What it is and when to use it

The mock_composition file defines which ASVs are expected in each mock sample and is a key input for the analysis.

It is provided as a CSV file with the following columns:

  • sample: name of the mock sample

  • action:

    • keep: ASV expected in the mock that should be retained in the dataset
    • tolerate: ASV that may be present in the mock but is not critical to retain (e.g. poorly amplified organism)
  • asv: ASV sequence

  • taxon: optional; organism name

  • asv_id: optional; if both asv and asv_id are provided and conflict, asv_id is ignored

The known_occurrences file is required to run the following functions:

  • suggest_pcr_error_cutoff
  • suggest_sample_cutoff
  • suggest_variant_readcount_cutoffs
  • compute_asv_specific_cutoff
  • classify_control_occurrences

These functions are used to:

  • assess filtering performance in terms of precision (TP / (TP + FP)) and sensitivity (TP / (TP + FN)) — via classify_control_occurrences
  • identify optimal parameter values for several filters (suggest_pcr_error_cutoff, suggest_sample_cutoff, suggest_variant_readcount_cutoffs, compute_asv_specific_cutoff)

The mock_composition file is also useful—though not required—for the write_asv_table function, if you want to include an output column that highlights expected occurrences in each mock sample.

Constructing the mock_composition File

I suggest two different methods to construct the mock_composition file:

  1. Using the match_variants_to_mock_species function
  2. Prefiltering the dataset and manually selecting the expected ASVs

1. Using match_variants_to_mock_species

This function offers a quick and convenient way to generate a mock_composition file. However, it may occasionally miss some expected occurrences. In such cases, you can manually retrieve the expected ASVs from a prefiltered dataset (see below).

Prerequisites

  • Reference sequences

    Prepare one reference sequence for each species expected in the mock samples. Each sequence should span at least 70% of the region targeted by the primers. It can be longer or slightly shorter than the ASV and may include minor mismatches relative to the true sequence.
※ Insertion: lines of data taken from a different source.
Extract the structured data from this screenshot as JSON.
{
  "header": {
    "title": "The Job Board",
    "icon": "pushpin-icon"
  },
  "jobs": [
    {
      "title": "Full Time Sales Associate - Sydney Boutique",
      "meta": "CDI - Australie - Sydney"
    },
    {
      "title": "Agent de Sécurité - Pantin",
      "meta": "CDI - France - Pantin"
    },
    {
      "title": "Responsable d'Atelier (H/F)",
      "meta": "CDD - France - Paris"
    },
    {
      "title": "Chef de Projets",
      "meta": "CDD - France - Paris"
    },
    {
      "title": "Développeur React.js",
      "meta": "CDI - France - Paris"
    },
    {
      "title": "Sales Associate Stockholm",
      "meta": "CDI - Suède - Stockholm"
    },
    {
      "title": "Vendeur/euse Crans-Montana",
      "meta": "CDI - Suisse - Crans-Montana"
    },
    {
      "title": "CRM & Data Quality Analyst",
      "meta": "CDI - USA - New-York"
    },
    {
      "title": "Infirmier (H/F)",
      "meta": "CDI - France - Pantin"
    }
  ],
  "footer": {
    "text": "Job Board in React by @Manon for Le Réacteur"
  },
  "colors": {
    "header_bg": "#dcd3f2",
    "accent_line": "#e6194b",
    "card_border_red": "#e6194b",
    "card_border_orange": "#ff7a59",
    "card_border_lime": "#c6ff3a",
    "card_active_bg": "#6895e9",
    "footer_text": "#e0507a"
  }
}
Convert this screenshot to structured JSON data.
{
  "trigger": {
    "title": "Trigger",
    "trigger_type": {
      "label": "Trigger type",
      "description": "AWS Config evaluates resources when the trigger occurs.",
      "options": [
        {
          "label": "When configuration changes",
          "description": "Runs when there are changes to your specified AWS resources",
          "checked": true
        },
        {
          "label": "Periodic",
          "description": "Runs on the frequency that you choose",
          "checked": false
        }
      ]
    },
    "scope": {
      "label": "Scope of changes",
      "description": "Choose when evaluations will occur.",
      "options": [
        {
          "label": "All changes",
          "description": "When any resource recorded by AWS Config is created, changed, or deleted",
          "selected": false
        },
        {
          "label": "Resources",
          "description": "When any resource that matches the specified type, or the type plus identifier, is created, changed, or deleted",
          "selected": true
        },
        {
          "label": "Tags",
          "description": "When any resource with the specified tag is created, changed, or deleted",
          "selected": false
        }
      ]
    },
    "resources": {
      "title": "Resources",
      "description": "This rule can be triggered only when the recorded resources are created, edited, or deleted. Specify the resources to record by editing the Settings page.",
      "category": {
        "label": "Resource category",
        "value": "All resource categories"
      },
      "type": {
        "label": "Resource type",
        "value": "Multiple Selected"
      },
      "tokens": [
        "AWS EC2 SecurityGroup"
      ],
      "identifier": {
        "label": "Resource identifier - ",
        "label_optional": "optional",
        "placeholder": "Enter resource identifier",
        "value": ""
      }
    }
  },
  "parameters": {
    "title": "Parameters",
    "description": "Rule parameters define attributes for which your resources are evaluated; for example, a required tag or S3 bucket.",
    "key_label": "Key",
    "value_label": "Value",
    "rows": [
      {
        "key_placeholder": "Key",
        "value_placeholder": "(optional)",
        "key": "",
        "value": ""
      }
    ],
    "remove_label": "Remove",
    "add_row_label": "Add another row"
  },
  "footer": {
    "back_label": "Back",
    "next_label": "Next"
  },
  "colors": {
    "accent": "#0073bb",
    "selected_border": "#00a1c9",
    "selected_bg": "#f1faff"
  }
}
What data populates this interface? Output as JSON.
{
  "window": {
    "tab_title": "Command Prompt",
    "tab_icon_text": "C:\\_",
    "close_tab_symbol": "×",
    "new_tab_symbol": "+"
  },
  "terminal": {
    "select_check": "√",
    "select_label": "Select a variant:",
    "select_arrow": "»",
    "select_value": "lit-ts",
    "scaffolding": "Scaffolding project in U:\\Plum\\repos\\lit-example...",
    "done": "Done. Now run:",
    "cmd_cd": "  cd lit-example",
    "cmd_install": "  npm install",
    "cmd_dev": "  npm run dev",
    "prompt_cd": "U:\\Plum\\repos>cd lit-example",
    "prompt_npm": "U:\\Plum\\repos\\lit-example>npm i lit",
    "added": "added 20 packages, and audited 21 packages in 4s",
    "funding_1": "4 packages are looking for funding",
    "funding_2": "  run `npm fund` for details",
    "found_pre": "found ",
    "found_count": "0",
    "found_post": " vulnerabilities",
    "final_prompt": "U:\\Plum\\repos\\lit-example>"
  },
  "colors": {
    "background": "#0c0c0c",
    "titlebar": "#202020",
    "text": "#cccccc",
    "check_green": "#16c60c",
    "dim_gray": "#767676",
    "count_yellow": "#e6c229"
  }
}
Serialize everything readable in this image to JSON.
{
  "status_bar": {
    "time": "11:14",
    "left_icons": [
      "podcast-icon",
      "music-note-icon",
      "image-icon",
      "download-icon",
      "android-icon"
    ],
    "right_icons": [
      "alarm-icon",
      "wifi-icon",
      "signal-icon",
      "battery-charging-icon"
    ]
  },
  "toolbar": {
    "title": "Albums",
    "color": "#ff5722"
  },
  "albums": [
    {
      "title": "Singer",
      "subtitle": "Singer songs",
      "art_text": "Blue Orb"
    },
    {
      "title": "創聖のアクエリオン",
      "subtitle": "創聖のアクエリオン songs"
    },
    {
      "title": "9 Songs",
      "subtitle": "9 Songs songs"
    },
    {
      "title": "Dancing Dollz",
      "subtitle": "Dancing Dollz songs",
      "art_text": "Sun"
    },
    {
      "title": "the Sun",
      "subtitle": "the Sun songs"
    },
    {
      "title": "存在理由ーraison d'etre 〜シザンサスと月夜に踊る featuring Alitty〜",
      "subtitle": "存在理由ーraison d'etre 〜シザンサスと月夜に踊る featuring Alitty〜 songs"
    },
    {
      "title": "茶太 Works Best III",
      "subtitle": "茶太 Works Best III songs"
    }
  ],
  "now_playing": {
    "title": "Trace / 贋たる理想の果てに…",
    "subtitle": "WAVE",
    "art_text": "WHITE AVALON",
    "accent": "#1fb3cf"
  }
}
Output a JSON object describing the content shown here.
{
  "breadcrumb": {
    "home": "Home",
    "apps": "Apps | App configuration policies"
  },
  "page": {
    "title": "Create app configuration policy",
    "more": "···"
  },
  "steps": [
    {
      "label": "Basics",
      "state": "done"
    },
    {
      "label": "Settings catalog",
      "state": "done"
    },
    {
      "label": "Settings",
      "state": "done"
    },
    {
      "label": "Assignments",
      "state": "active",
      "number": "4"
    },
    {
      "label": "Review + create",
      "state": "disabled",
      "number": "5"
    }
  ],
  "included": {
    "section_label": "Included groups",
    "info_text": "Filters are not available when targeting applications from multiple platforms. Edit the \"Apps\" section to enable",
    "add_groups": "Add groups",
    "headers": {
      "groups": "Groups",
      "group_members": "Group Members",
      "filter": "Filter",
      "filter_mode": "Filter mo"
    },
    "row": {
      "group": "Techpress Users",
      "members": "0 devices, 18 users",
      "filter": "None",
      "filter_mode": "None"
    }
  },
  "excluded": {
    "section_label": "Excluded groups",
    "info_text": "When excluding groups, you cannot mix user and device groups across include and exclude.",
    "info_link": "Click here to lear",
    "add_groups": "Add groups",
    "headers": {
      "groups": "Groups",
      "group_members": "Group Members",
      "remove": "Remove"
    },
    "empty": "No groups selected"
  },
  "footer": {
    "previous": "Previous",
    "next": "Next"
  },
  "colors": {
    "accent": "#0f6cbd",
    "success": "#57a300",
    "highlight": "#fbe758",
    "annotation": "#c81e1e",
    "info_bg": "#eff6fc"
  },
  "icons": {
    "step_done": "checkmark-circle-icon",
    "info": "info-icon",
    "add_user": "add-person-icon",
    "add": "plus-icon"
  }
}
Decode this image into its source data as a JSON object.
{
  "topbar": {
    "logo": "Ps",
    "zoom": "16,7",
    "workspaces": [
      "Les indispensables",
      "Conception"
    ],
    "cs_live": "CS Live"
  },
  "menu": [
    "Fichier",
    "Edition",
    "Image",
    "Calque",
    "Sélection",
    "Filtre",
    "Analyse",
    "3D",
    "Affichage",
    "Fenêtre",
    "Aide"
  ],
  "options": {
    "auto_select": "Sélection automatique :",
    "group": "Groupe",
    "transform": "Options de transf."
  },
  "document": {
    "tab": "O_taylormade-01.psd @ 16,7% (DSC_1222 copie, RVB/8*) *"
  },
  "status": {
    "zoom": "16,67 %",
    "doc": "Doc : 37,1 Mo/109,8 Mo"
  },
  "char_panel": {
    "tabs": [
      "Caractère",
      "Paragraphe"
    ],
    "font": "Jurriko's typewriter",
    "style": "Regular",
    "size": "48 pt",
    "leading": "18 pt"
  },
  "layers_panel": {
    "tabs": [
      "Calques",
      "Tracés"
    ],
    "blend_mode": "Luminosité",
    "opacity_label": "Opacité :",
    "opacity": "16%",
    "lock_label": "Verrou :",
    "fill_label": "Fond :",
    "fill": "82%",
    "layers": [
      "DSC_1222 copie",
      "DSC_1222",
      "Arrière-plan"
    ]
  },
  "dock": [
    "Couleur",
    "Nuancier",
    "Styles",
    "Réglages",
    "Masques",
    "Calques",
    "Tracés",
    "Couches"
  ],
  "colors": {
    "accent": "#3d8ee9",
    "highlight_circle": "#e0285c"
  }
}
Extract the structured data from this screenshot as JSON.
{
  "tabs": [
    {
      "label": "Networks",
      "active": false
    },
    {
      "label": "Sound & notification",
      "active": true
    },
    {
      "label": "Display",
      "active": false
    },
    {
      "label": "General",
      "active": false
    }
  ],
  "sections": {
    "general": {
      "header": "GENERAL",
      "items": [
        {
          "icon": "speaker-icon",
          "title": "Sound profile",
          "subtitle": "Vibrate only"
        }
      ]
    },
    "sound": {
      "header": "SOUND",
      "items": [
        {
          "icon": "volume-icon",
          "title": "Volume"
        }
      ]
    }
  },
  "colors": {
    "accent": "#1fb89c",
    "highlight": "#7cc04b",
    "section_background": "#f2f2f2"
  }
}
    Reference sequences must be provided in FASTA format, with headers including a valid NCBI taxonomic identifier:

    >SequenceName taxID=12345

    The taxID must correspond to an entry in the NCBI Taxonomy database.

  • Taxonomy file

    A taxonomy file is required. The file distributed with the COInr database is appropriate, even for non-COI markers (see TaxAssign reference data base).

  • Read count data

    Provide a read_count_df data frame containing read counts for each mock sample. For better performance, it is recommended to use data that has already undergone initial filtering to remove artefactual ASVs and substantially reduce dataset size (e.g. after Denoising with SWARM, LFNglobalReadCount, FilterIndel, FilterCodonStop, FilterExternalContaminant, and FilterChimera).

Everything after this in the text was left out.